November 8, 2008

Mommy Moment #3

This one is going to be titled, 7 things I'd do differently if we had a second child.

#1 - Warning, this may be flameworthy for some. I was gung-ho about breastfeeding this time around. Unfortunately, Angelica was never able to properly latch on, so I switched to almost exclusive pumping/bottle feeding. Every time I fed her formula, I'd cry and cry over what a failure I felt I was and how much better she deserved. Thinking back on it now, the pumping took so much valuable time away from her during the early weeks...she was eating about once every 90 minutes, so it a cycle of feed (20 minutes), pump (20 minutes), clean and sterilize pump parts (15 minutes), rest 20 minutes (notice that totals about 80 minutes). I kept this up for three months, but my supply didn't keep up with her demand and we wound up supplementing. The day I quit was the best day I'd had up until that point. If I had to do it all over again, I'd formula feed from the start.

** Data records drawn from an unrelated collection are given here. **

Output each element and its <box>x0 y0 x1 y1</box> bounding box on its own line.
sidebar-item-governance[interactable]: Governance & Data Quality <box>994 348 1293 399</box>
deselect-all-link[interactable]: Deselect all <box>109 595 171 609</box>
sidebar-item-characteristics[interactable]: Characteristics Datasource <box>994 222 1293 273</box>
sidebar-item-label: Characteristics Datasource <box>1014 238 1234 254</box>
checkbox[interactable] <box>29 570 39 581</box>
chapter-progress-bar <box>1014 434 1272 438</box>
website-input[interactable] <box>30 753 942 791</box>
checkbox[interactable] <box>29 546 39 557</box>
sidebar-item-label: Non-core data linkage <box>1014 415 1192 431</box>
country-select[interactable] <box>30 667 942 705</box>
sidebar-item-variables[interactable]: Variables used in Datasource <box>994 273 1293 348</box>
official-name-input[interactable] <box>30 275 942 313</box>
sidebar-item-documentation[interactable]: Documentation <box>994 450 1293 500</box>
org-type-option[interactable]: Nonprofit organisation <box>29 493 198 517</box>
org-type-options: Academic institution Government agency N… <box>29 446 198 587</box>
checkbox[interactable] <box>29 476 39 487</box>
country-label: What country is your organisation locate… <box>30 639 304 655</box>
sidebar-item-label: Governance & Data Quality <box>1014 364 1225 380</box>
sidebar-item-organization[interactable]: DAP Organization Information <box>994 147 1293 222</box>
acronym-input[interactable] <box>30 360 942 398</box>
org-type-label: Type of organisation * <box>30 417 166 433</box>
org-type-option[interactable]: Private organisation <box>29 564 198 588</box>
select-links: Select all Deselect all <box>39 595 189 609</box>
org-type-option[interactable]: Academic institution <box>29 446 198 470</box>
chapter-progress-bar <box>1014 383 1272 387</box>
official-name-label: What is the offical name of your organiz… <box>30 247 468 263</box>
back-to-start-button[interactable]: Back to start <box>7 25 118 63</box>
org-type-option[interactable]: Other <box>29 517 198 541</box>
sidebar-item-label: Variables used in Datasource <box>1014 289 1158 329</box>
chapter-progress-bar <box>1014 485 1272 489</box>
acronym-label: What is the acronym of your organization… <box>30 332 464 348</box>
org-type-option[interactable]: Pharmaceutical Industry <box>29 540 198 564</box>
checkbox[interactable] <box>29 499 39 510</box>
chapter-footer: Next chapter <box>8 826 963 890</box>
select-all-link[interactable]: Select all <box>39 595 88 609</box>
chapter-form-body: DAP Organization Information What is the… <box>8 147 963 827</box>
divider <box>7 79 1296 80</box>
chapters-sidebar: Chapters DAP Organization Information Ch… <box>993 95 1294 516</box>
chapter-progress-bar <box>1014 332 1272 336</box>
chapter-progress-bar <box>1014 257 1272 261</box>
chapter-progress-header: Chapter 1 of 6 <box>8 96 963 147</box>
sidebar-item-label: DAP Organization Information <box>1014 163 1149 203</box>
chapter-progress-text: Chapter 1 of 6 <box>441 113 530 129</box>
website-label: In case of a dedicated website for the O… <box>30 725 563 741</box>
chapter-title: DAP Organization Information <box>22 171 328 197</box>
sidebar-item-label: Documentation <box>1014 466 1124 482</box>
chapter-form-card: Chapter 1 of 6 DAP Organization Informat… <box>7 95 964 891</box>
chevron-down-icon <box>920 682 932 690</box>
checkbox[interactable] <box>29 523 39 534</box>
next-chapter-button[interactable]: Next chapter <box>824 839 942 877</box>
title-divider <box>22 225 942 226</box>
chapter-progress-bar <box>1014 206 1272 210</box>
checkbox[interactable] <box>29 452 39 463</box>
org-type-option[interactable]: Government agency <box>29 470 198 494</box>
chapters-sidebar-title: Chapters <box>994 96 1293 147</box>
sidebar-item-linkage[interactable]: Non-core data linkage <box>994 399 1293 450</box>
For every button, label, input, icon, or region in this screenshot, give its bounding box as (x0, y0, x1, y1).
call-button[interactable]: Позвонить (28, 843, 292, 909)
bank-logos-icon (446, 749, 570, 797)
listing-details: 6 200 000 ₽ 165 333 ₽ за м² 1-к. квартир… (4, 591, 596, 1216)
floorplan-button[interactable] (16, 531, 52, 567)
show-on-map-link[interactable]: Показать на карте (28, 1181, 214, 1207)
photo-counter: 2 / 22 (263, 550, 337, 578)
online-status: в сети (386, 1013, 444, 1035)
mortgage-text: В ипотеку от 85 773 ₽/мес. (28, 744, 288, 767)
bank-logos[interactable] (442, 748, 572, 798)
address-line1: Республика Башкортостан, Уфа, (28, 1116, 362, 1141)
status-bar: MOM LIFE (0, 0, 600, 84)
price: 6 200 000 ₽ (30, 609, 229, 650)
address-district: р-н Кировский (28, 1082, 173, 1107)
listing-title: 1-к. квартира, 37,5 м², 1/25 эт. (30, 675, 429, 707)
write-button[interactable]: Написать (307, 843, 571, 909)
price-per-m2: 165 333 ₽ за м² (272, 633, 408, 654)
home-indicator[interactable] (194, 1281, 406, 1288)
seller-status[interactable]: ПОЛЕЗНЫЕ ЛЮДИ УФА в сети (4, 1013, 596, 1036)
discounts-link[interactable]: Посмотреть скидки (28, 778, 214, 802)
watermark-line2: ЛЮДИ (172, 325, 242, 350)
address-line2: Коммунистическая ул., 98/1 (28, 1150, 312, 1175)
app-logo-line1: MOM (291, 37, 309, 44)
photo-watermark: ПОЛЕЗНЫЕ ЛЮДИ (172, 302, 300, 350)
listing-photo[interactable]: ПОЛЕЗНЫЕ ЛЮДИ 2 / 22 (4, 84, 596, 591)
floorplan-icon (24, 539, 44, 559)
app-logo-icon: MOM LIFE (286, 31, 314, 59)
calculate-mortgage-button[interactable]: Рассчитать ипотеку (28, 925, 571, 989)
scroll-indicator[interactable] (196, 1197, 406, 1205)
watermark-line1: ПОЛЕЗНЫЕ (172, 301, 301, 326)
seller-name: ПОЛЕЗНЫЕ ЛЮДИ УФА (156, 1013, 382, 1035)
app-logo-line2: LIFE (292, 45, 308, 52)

#2 - I'd take a longer maternity leave. This time, we weren't prepared for the fact that my short-term disability stopped paying after 4 weeks (and that was with having a c/section!). I had 3 weeks of sick/vacation time banked, so all I got was 7 weeks...4 of which were at 60% pay. If we ever had a second child, I'd know better and have a lot more saved so that I could take the full 7 weeks to be home.

#3 - I'd take more video. I have three or four videos from Angelica's early days but as she grows and changes I wish I had more to look back on. I remember sitting with her in the early days thinking to myself, "Make sure you remember this" and just trying so hard to take it all in. In spite of this, I don't remember all that much. I guess that's part sleep deprivation and part nature.

#4 - I'd take better care of myself during pregnancy. The end of my pregnancy was HARD. I wasn't in good shape before getting pregnant, then things got out of hand with my blood pressure during pregnancy (which I still haven't recovered from), which put us both in jeopardy. If we were to ever have a second baby, I'd make sure to keep the weight gain in check and stay active.

#5 - I'd co-sleep. I so wish that I'd had one of those Arms Reach co-sleepers so that I could have her with me all the time. I was so opposed to co-sleeping before she was here, and now that she sleeps in her own bed every night, I miss her. We kept her in our room until about 3 months and then moved her to her own bed and it's sad.I can't just get up and peek at her, or bring her to bed when I get lonely for her anymore.

#6 - I'd read a lot less and listen a lot more. I tried so hard to expect things to be "by the book" and things to happen like they happened with my friends children and my nephew. Then colic hit. Then I realized that she is just a sensitive child. Then she started hitting milestones early but sleeping less (yes, we're still having sleep issues). Once I stopped "expecting" things to go one way and just start appreciating the events as they unfolded, I felt a lot better. Now I just use the book as a general reference...so I know when to really worry, like if she were to fall behind.

#7 - I'd worry less. I lost so much sleep for the first three months of her life in a frantic frenzy over SIDS...much the same way that I was frantic my entire first trimester over the possibility of miscarriage. The worries were unfounded. I did everything right. And she's still alive, and thriving.

Maybe I'll add more to this list later :)

1 comment:

Stefanie said...

I'm with you on the formula feeding. Now that I am not producing enough and pumping instead of nursing, it's miserable. It really isn't bad when you can nurse because it takes less time, less prep, and has less mess. A baby needs a happy mommy more than breastmilk IMO.

I would definately agree with a longer maternity leave because I love being home with the kids and hated it when I started school, and that was only 2 nights a week!

Can't really agree with the co-sleeping. It has a huge price in that she might end up not being able to nap or sleep on her own, so you end up with a 3 year old insisting on sleeping with you. But that's my feelings on it, and I do value instilling independance at a young age.

And I definately agree that not reading so much is wise. I prefer to just use intuition and ask people who have been there when I need advice (or do a little reading on the specific subject).

Don't know what's going on with her sleep though, I've only ever had a touch of that with my kids, but then again they have been way too good to me. I must be in for one hell of a ride at adolescence!!!!